13•BB➺「 Tesadüf 」|Part-1|

Multideki Aras mı ne😍

Bölümü yazarken Tuğkan dinleyerek yazdım bilemiyorum artık nasıl oldu :D

Bölümü okurken ki tarih ve saatiniz? Sizleri alalım bu satıra 😸

Keyifli okumalar😊

❄️

"Hâlâ çok şaşkınım" Hande'ye tebessümle karşılık verdim. "Bende öyle"

"Nasıl tanıştığınızı hâlâ anlatmadınız" diyen Aras'la Hande ile göz göze geldim. Anlatma manasında iki kere kaşlarımı kaldırdım. Eğer olanları Aras öğrenirse ne tepki vereceğini kestiremiyordum. Açıkçası birazcık da annemin kulağına gitmesinden korkuyordum. Annem Oğuz'u bilmiyordu. İyi ki de bilmiyordu yoksa olanlardan sonra nefes bile aldırması mucize olurdu.

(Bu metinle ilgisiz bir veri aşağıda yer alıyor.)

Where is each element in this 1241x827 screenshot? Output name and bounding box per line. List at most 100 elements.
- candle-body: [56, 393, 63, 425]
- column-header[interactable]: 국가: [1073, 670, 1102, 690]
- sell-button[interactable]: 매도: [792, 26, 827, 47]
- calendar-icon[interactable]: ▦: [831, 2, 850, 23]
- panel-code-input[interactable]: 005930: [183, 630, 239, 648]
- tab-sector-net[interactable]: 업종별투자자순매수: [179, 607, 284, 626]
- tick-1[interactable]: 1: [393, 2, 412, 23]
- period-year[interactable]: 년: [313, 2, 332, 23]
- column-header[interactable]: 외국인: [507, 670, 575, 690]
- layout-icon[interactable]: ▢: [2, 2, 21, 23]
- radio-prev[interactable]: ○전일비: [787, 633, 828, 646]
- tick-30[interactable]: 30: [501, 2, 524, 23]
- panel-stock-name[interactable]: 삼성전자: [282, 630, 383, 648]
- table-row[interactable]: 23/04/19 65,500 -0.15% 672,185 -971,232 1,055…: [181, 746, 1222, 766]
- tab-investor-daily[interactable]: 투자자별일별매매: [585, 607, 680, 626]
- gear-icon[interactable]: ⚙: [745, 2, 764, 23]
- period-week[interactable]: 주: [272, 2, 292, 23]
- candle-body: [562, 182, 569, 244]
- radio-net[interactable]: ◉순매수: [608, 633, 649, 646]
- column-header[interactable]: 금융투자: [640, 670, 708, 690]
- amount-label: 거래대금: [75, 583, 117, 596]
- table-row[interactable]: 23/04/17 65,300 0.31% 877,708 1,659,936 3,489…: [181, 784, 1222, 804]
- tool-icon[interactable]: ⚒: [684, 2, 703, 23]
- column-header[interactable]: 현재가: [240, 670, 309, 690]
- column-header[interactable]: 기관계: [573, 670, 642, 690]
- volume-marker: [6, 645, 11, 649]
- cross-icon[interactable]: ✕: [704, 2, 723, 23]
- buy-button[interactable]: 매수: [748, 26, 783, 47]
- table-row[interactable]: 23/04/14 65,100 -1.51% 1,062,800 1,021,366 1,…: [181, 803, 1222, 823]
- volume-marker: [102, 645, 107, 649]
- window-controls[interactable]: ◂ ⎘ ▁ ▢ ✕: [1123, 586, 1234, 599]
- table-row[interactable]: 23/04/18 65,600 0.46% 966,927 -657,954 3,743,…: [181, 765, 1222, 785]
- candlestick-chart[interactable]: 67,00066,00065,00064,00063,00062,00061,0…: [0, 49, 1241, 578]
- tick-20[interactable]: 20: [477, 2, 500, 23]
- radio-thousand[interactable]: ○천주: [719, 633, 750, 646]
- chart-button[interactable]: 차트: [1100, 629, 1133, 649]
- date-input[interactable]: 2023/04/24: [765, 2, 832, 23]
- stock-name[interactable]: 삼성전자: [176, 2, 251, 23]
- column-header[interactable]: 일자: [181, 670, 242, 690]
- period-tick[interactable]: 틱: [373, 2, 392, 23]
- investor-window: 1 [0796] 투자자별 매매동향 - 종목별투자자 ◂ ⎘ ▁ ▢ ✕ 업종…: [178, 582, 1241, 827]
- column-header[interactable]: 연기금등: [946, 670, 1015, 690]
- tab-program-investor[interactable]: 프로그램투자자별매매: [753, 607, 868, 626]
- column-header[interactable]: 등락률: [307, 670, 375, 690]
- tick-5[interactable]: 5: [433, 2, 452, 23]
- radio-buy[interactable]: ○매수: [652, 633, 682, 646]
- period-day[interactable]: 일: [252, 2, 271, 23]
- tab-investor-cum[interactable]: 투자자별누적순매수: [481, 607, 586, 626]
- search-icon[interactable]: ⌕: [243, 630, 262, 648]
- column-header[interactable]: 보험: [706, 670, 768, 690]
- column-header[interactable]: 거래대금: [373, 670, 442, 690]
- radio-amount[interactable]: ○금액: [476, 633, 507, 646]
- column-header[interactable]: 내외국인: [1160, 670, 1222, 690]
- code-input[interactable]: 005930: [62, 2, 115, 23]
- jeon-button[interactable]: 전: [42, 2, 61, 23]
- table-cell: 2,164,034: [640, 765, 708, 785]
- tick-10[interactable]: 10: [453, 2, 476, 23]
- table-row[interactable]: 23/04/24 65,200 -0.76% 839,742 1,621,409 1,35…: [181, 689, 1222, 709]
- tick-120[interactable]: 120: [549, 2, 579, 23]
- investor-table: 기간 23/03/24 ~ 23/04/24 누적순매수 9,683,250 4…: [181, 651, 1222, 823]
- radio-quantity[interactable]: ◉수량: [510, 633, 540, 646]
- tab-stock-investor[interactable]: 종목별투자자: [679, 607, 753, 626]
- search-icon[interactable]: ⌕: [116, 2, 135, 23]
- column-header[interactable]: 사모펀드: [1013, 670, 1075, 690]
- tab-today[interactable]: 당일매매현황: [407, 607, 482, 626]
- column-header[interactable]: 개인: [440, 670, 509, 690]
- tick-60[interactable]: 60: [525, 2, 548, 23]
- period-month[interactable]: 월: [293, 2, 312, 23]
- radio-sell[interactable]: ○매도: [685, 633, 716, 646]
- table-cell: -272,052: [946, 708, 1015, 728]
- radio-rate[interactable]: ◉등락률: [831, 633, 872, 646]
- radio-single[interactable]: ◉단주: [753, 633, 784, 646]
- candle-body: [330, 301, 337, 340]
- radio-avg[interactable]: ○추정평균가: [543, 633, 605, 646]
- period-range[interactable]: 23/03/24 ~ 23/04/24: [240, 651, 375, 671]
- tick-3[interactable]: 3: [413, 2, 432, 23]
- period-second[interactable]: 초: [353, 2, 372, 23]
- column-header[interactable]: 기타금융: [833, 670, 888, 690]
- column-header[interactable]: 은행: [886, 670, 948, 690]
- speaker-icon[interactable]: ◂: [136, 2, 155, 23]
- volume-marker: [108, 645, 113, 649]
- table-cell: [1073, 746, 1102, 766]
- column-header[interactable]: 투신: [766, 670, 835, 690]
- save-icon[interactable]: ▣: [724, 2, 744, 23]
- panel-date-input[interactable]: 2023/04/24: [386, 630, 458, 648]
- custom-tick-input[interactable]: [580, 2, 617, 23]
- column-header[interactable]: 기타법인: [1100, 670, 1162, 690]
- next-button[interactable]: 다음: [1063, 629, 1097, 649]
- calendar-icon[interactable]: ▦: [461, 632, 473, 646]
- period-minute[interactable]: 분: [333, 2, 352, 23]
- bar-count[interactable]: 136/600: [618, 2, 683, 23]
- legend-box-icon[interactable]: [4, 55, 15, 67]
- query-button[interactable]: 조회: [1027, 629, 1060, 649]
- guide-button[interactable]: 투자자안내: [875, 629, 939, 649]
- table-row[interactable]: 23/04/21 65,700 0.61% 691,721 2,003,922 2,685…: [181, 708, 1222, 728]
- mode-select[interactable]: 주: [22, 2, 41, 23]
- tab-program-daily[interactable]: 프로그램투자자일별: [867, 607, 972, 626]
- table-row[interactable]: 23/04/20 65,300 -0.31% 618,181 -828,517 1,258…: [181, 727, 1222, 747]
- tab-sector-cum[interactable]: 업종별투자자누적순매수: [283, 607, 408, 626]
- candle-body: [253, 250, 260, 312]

"Öyle tanıştık ya" diye geçiştirdim Aras'ı. İnanmadığını belirten bakışları yüzümde gezinirken omuzlarımı silktim. Ona anlatmak istemiyordum.

"Olum sana ne ya? Tanışmışlar işte kızlar. Sanki kız Barack Obama ile tanıştı ne bu sorgu?"

Geldiğimden beri salondaki tekli koltukta oturan çocuk sonunda konuşmuştu. Aras sağolsun direk salona geçirip bizi nasıl tanıştınız sorusuyla boğduğu için çocukla tanışamamıştık.

Aras çocuğa ters bakışlarını gönderip tekrar bana döndü. "Peki madem" demişti en sonunda kabullenip.

"Bu arada Eymen ben, tanışamamıştık." Eymen'e kaydı bakışlarım. Esmer teniyle çok fazla dikkat çekiyordu. Ama ona yakışmıştı açıkçası. Vücud çalıştığı ise gerçekten belli oluyordu. Yeşil gözleri ile tam bir albenisi vardı!

"Rüya" deyip gülümsedim. Bugün ne çok gülüyordum öyle!

Tüm salon tekrar sessizliğe büründü. Zaten koca salonda Hande,Aras ben ve Aras'ın arkadaşı Eymenden başka hiç kimse yoktu. Karşı karşıya konulan üçlü koltuklardan tekinde Aras ve ben diğerinde Eymen oturuyordu köşede bulunan tekli koltukta ise Hande rahatça yayılmıştı.

Herkes suspus otururken daralmıştım. Gerizekalı çocuk ne vardı da beni de getirmişti ki!

"Aras bebeğim ben geldim aşkım" gelen miyavlama sesi ile şokla arkama döndüm. Noluyoruz lan!?

Karşıdaki holde dikilen çocukla göz göze geldik. İkimizde gözlerimizi şaşkınlıkla açmış birbirimize bakıyorduk. Aras şey miydi yani?

Tövbe tövbe.

Çocuk bakışlarını benden çekip Aras'a baktı. Neydi bu gözlerindeki ifade. Yıkılmışlık falan mı?

"Sen cidden bunu bana yapabildin mi? 3 çocuğunla beni bırakıp bu kıza mı gittin Aras! Hani en çok beni seviyordun? Hani benden başkasını gözün görmüyordu? Bula bula bir de bunu mu bulabildin amına goyim"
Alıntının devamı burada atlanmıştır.